Result: The flagwaver will come alive with little bursts of energy an it will wave its flag happely ever after.
Step 2: What Do You Need?
- 1 x solar cell. I used a 22mm x 24mm solar cell from www.solarbotics.com . It has an open circuit voltage of 3,4V and a short-circuit current of 12mA.
- 1 x 4700uF capacitor.
- 1 x 2N3904 transistor.
- 1 x 2N3906 transistor.
- 1 x 1381E Voltage supervisor. The 'E' stands for the voltage at which the IC trips. In this case it is 2,2V.
- 1 x motor. I salvaged mine from a DVD-player.
- 1 x 2.2kOhm resistor.
- Some wires to connect everything up. Also salvaged from some electronics junk.
- Glue. Can be hot-melt or construction-kit or whatever you fancy as long as it is sticky enough to hold all the parts together
- A Flag. What else would it wave with
Appart from this list, you'll need a soldering iron, solder and something to cut the wires.
Step 3: Connecting the Capacitor to the Solar Cell.
- Bend the leads in a way so that they fit onto the + and - pads on the solar cell. Make sure that the negative lead is connected to the negative pad and the positive to the positive pad.
- Glue the capacitor to the solar cell.
- Solder the leads onto the pads.
Step 4: Building Up the Brains.
- Glue the 2 transistors and the 1381 together as shown in the images.
- Connect the leads as shown in the second picture. Do this by bending one of the lead towards the other and solder them together. After the soldering you can cut the leads close to theire connectonpoint.
- The rectangle in the second picture is the resistor. Glue it to the side of the 2N3904 and solder the leads.
- You should end up with something like in picture 3. Don't worry about the motor and the positive and negative connection yet. That will come in another step.
Step 5: Attaching the Brains.
- Glue the 'brain' to the capacitor as close as possible to the negative lead of the capacitor.
- Bend the lead down and solder it to the brain on the appropriate spot (see picture). if you can't reach the brain with the lead you will need a small piece of wire to do the connection.
- Connect a wire to the positive connectionpoint. We'll need that later.
Step 6: Making It Wave!
Well if we want this thingy to wave a flag, we'll need to connect one more thing: the motor (and a flag).
- Glue the motor to the capacitor. The metal casing of the motor isn't always very easy to glue so I used some heatshrinking tube around it to make it stick better.

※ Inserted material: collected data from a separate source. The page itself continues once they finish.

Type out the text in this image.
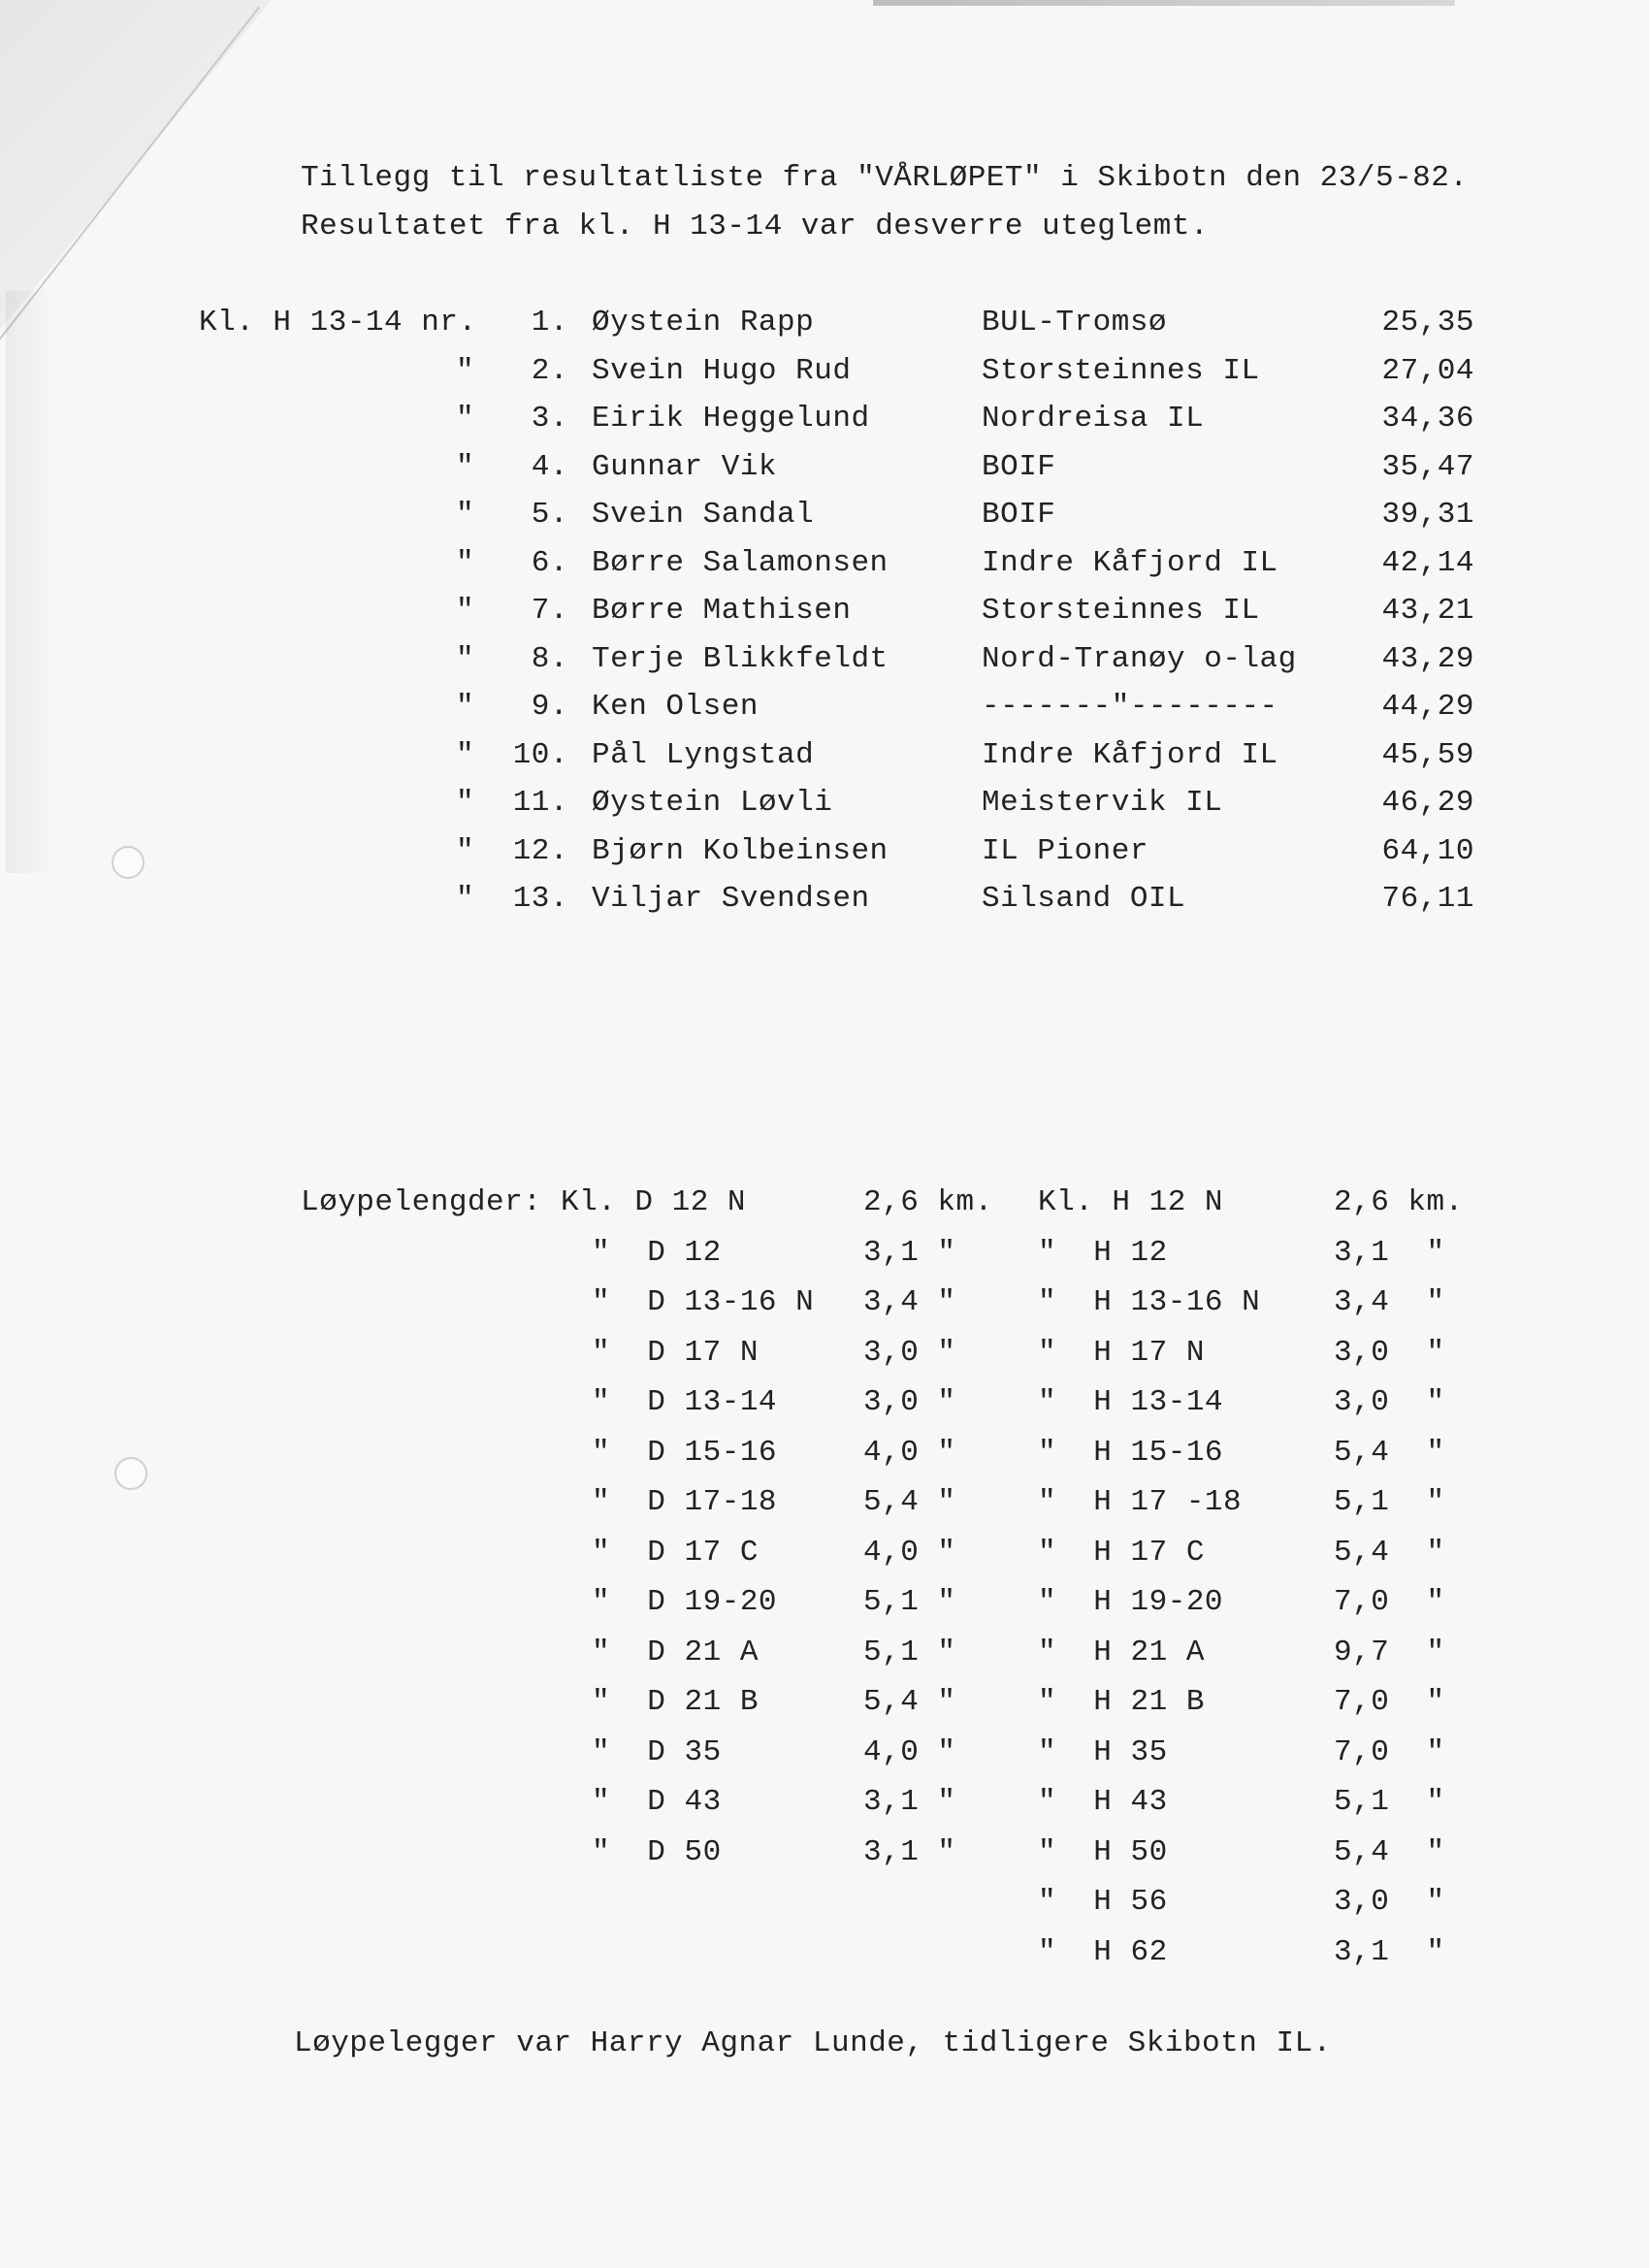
Tillegg til resultatliste fra "VÅRLØPET" i Skibotn den 23/5-82.
Resultatet fra kl. H 13-14 var desverre uteglemt.
Kl. H 13-14 nr.	1. Øystein Rapp	BUL-Tromsø	25,35
"	2. Svein Hugo Rud	Storsteinnes IL	27,04
"	3. Eirik Heggelund	Nordreisa IL	34,36
"	4. Gunnar Vik	BOIF	35,47
"	5. Svein Sandal	BOIF	39,31
"	6. Børre Salamonsen	Indre Kåfjord IL	42,14
"	7. Børre Mathisen	Storsteinnes IL	43,21
"	8. Terje Blikkfeldt	Nord-Tranøy o-lag	43,29
"	9. Ken Olsen	-------"--------	44,29
" 10. Pål Lyngstad	Indre Kåfjord IL	45,59
" 11. Øystein Løvli	Meistervik IL	46,29
" 12. Bjørn Kolbeinsen	IL Pioner	64,10
" 13. Viljar Svendsen	Silsand OIL	76,11
Løypelengder: Kl. D 12 N	2,6 km. Kl. H 12 N	2,6 km.
"  D 12	3,1 "	"  H 12	3,1  "
"  D 13-16 N 3,4 "	"  H 13-16 N 3,4  "
"  D 17 N	3,0 "	"  H 17 N	3,0  "
"  D 13-14	3,0 "	"  H 13-14	3,0  "
"  D 15-16	4,0 "	"  H 15-16	5,4  "
"  D 17-18	5,4 "	"  H 17 -18	5,1  "
"  D 17 C	4,0 "	"  H 17 C	5,4  "
"  D 19-20	5,1 "	"  H 19-20	7,0  "
"  D 21 A	5,1 "	"  H 21 A	9,7  "
"  D 21 B	5,4 "	"  H 21 B	7,0  "
"  D 35	4,0 "	"  H 35	7,0  "
"  D 43	3,1 "	"  H 43	5,1  "
"  D 50	3,1 "	"  H 50	5,4  "
"  H 56	3,0  "
"  H 62	3,1  "
Løypelegger var Harry Agnar Lunde, tidligere Skibotn IL.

- Solder the loose wire (coming from the positive connectionpoint of the brain) onto one of the terminals of the motor.
- Connect a wire from that same terminal to the positive lead of the capacitor. You can cut the unused part of the lead after that.
- Now we just need one more connection. use another piece of wire to connect the second terminal of the motor with the correct lead on the 2N3904 (see picture).
- Now you can attach a flag to the shaft of the motor. Choose any flag you like. I won't help you there. I attached mine with some heatshrinking tube. I used multiple layers of it until the flag was connected firmly.
Step 7: Testing It.
Place you flagwaver under a bright light (as bright as you can find). It should start waving at you within 1 or 2 min. If it doesn't do that, something went wrong.
First thing to check then are all your connections. Maybe some wire is not attached.
Check also the leads of the brain. They should not touch each other on other spots than the connectionpoints.
Those are the two big things to go wrong. Normally by checking them you should find the cause of your troubles.